Lack of access to affordable bank credit for MSMEs has remained a perennial issue for not just the entrepreneurs but also for lenders and the government alike to bring businesses in the informal economy into the formal fold. Poor credit access emanates from the lack of collateral with MSMEs to pledge against the credit. To tide over this challenge, over the past few years, banks and non-banking financial companies (NBFCs) have been gradually integrating historical data of MSMEs including GST filings, cash flow information, and more to underwrite business or working capital loans to them.
The ease of access to this data coupled with the use of artificial intelligence (AI) powered algorithms to analyse the repayment ability of the borrower has enhanced lenders’ dependence on such rule-based credit underwriting models. This translates into quicker disbursals and faster growth of loan portfolios for lenders.
However, the Reserve Bank of India (RBI) now wants such lenders particularly NBFCs, whose reliance on rule-based credit engines is relatively higher than banks, “to recognize that rule-based credit engines are only as effective as the data and criteria upon which they are built. Overreliance on historical data or algorithms may lead to oversights or inaccuracies in credit assessment, particularly in dynamic or evolving market conditions,” said Swaminathan J, Deputy Governor, RBI on May 15 at the Conference of Heads of Assurance of NBFCs.

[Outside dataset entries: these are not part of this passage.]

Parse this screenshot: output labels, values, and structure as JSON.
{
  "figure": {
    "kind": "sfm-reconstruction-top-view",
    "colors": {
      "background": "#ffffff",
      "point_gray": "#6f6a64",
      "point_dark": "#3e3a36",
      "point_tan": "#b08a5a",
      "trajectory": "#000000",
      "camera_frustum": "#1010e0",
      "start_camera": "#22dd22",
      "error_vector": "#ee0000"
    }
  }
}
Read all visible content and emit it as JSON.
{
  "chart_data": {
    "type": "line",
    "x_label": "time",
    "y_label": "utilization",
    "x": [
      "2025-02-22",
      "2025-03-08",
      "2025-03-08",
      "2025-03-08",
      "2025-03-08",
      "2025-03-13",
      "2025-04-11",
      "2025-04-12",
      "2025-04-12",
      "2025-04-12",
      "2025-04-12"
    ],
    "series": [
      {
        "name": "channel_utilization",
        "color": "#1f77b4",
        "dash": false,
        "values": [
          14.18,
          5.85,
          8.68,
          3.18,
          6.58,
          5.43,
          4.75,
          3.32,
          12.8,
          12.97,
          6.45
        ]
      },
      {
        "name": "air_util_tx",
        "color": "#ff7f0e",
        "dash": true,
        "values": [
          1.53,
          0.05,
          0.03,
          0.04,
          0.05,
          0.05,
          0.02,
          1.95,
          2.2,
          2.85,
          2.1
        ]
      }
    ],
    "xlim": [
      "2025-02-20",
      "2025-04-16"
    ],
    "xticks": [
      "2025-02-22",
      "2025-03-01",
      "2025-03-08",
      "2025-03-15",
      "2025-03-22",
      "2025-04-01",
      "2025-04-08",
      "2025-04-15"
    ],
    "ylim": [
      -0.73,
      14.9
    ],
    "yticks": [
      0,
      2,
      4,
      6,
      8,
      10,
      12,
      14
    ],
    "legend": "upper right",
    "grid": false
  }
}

Cautioning NBFCs over lending based on historical data, Swaminathan said there appears to be a fancy among most NBFCs to do more of the same thing, such as retail unsecured lending, top-up loans or capital market funding.
“Over-reliance on such products may bring grief at some point in time later. It is also observed that the risk limits that are fixed for certain categories of products or segments, say like unsecured lending, in some entities, is way too high to be sustainable in the long run.”

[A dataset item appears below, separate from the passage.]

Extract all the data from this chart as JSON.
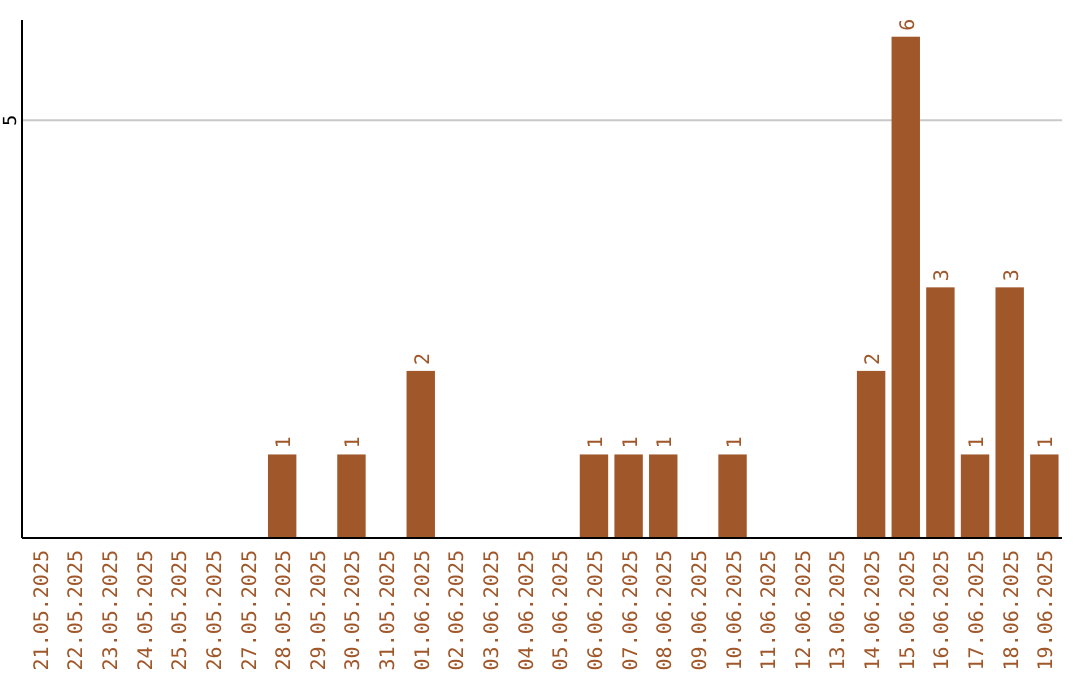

NBFCs, cautious on their part, agreed to ensure a balance between AI and human intelligence-led models instead of over-dependence on the former.
George Alexander Muthoot, Managing Director at Muthoot Finance said the RBI has rightly advised against setting up high risk-limits for unsecured loans.
“A mere scorecard generated by AI-based credit models may not capture the nuances of the MSME landscape or accurately predict future performance,” Muthoot told FE Aspire.
In fact, AI-based credit models, said Muthoot, can be one component of a broader assessment strategy which also includes traditional evaluation methods such as personal discussion (PD), field visits, and document verification
While objective parameters in underwriting a loan can be automated to a great extent, evaluating subjective parameters will require a human element. This is because although these statistical and machine learning-based data models provide strong insights, their assumptions are based on historical data, which may not hold true once market conditions change.
Hence, MSME lending models today, said Nishith Maheshwari of InCred Finance, are not just based on historical data, such as the bureau which largely only has a record of previous repayment behaviour.
Maheshwari, Head, Digital Business Loans, InCred Finance told FE Aspire that with visibility of GST filings, transactional/cash flow data, customer data based on online feedback and reviews for a product, etc., models can build a lot more insight into both the financial and performance metrics of businesses.
Moreover, experts believe that NBFCs lending to MSMEs while cautious of potential risks are also confident of having checks in place to avoid any error and grief in future.
Tirthankar Datta, Partner at law firm JSA Advocates and Solicitors told FE Aspire NBFCs lending to MSMEs have to inevitably find more advanced algorithms which would be able to dynamically adjust itself based on the data which can be constantly collected by it.
This may mean that NBFCs potentially will have to find a niche use case for an intuitive user interface or experience on mobile applications, which are being preferred to traditional banking channels by younger customers. Here, virtual reality and augmented reality may be one area which is ripe for exploitation for finding new niches, according to Datta.
So what new models can be developed as an alternative to existing models and also be error-free?
Vikrant Narang, Deputy CEO of Ambit Finvest told FE Aspire that a good start would be to develop a model by identifying parameters based on expert judgment. Statistical tools and AI/ML-based models could be used to test the evidence of the weight of these parameters.
Moreover, NBFCs may find ways to access data on the unbanked MSMEs or lower-income individual citizens by gaining access to non-traditional sources of data, which may not be available in the mainstream credit data repositories. According to Datta, this could be in the form of mobile payments, payment gateway and UPI payments-related data which could be a gold mine for enriching existing data sets.
Importantly, RBI governor Shaktikanta Das earlier this year at an event had also highlighted the likely risks of depending on algorithm- or model-based lending, FE had reported. The governor had cautioned lenders on “the ground realities that keep on changing. So, it is important to monitor whether your model is falling behind the curve or is in tune with the times, and what are the possible risks.”